Python strings and bytes

At the PyCon sprints, we looked into a lot of bugs in the standard library caused by interactions between strings and bytes.  (A string holds a sequence of characters.  A bytes object holds a sequence of bytes, e.g. 0-255.)  I help maintain httplib and urllib, which read raw bytes from a socket and often convert them into strings.  The details of those conversions are sometimes tricky.  The rules for strings and bytes changed drastically in Python 3.0.  Most of the standard library was converted from old to new automatically (by 2to3), and many of the times those conversions were incorrect.

A harmless example comes from httplib where an if / elif statement had tests from strings and for unicode strings.  They were both converted to test for strings by the conversion tool.  The code looked like this:

    if isinstance(buf, str):  # regular strings

        # do something
    elif isinstance(buf, str):  # unicode strings
        # do something else

In this case, the second branch could be deleted.  In other cases, the effects were harmful.  If you passed a bytes object as the body argument in an HTTP request--passing form params for a POST reply is a common case--the bytes object would be converted via str() to a string.

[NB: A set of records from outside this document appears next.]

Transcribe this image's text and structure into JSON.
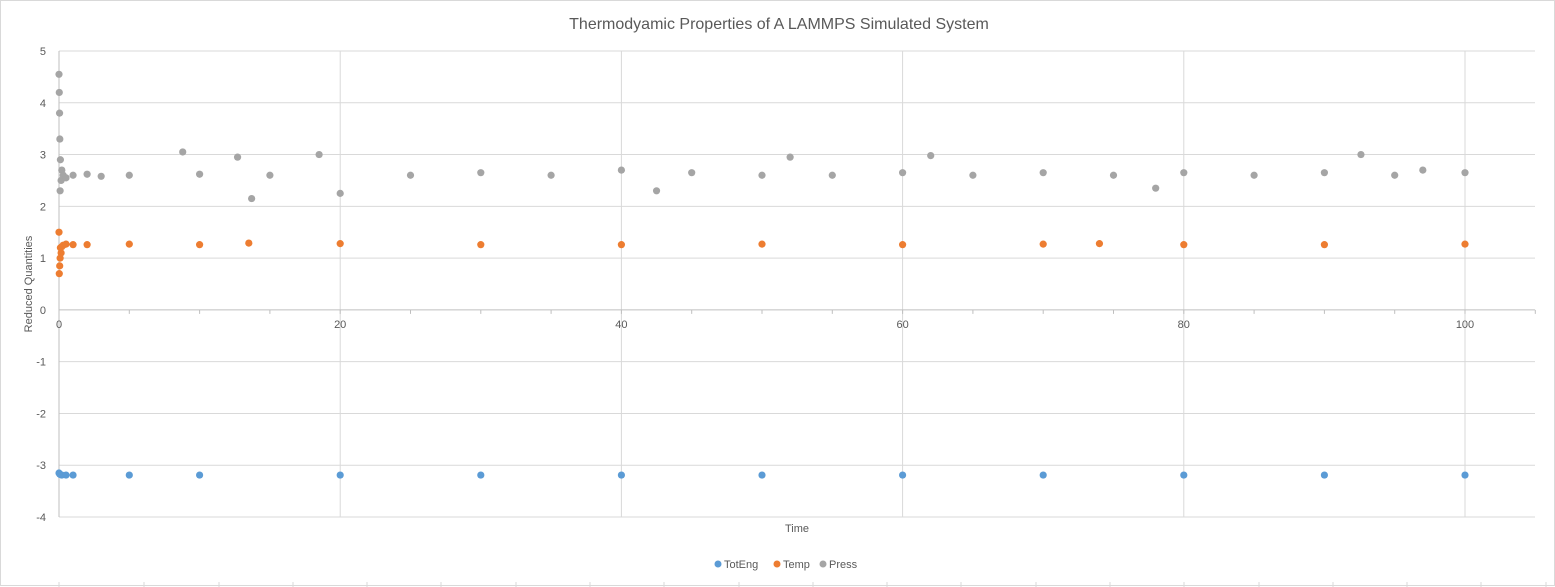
{
  "chart_data": {
    "type": "scatter",
    "title": "Thermodyamic Properties of A LAMMPS Simulated System",
    "xlabel": "Time",
    "ylabel": "Reduced Quantities",
    "xlim": [
      0,
      105
    ],
    "ylim": [
      -4,
      5
    ],
    "xticks": [
      0,
      20,
      40,
      60,
      80,
      100
    ],
    "yticks": [
      -4,
      -3,
      -2,
      -1,
      0,
      1,
      2,
      3,
      4,
      5
    ],
    "x_tick_labels": [
      "0",
      "20",
      "40",
      "60",
      "80",
      "100"
    ],
    "y_tick_labels": [
      "-4",
      "-3",
      "-2",
      "-1",
      "0",
      "1",
      "2",
      "3",
      "4",
      "5"
    ],
    "grid": true,
    "legend_position": "bottom",
    "series": [
      {
        "name": "TotEng",
        "color": "#5b9bd5",
        "x": [
          0,
          0.05,
          0.1,
          0.2,
          0.5,
          1,
          5,
          10,
          20,
          30,
          40,
          50,
          60,
          70,
          80,
          90,
          100
        ],
        "y": [
          -3.15,
          -3.17,
          -3.18,
          -3.19,
          -3.19,
          -3.19,
          -3.19,
          -3.19,
          -3.19,
          -3.19,
          -3.19,
          -3.19,
          -3.19,
          -3.19,
          -3.19,
          -3.19,
          -3.19
        ]
      },
      {
        "name": "Temp",
        "color": "#ed7d31",
        "x": [
          0,
          0.02,
          0.05,
          0.08,
          0.1,
          0.15,
          0.2,
          0.3,
          0.5,
          1,
          2,
          5,
          10,
          13.5,
          20,
          30,
          40,
          50,
          60,
          70,
          74,
          80,
          90,
          100
        ],
        "y": [
          1.5,
          0.7,
          0.85,
          1.0,
          1.2,
          1.1,
          1.22,
          1.25,
          1.27,
          1.26,
          1.26,
          1.27,
          1.26,
          1.29,
          1.28,
          1.26,
          1.26,
          1.27,
          1.26,
          1.27,
          1.28,
          1.26,
          1.26,
          1.27
        ]
      },
      {
        "name": "Press",
        "color": "#a5a5a5",
        "x": [
          0,
          0.02,
          0.04,
          0.06,
          0.08,
          0.1,
          0.15,
          0.2,
          0.3,
          0.5,
          1,
          2,
          3,
          5,
          8.8,
          10,
          12.7,
          13.7,
          15,
          18.5,
          20,
          25,
          30,
          35,
          40,
          42.5,
          45,
          50,
          52,
          55,
          60,
          62,
          65,
          70,
          75,
          78,
          80,
          85,
          90,
          92.6,
          95,
          97,
          100
        ],
        "y": [
          4.55,
          4.2,
          3.8,
          3.3,
          2.3,
          2.9,
          2.5,
          2.7,
          2.6,
          2.55,
          2.6,
          2.62,
          2.58,
          2.6,
          3.05,
          2.62,
          2.95,
          2.15,
          2.6,
          3.0,
          2.25,
          2.6,
          2.65,
          2.6,
          2.7,
          2.3,
          2.65,
          2.6,
          2.95,
          2.6,
          2.65,
          2.98,
          2.6,
          2.65,
          2.6,
          2.35,
          2.65,
          2.6,
          2.65,
          3.0,
          2.6,
          2.7,
          2.65
        ]
      }
    ]
  }
}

    >>> body = b"key=value"
    >>> str(body)
    "b'key=value'"

That is, str() uses repr() to convert bytes to a string.  That's simplfy incorrect.

It will take a long time to sort out all of these problems.  We don't have a lot of experience from application developers who are using Python 3.0, so we have to invent solutions as we go along.  We're likely to make mistakes or at least make sub-optimal API decisions.

I can of think of two things that would help us make progress. 

First, we ought to organize a systematic effort to review the standard library.  How many of the libraries have plausible tests that exercise strings and bytes?  For example, the json library was carefully tested with strings and unicode in Python 2.x.  Those have all been converted to strings, so now we have a thorough set of tests for strings and none at all for bytes.

Second, we need to collect a set of best practices for writing libraries that support bytes and unicode.  A typical pattern is that bytes get sent on the wire.  (Wires, almost by definition, send bytes.)  The applications that use the wire usually want to deal with strings, which means they need to have some way to specify an encoding to use when send to or read from the wire.  We could start by collecting all the patches and bug fixes that have gone into Python 3.1 to fix string and bytes problems with 3.0.

1 comment:

Kevin said...

I am using the python json library to get json content which is returned in bytes. But as I convert it to string using str(), I face the problem that you mentioned above.

So the json.loads cannot directly work on it.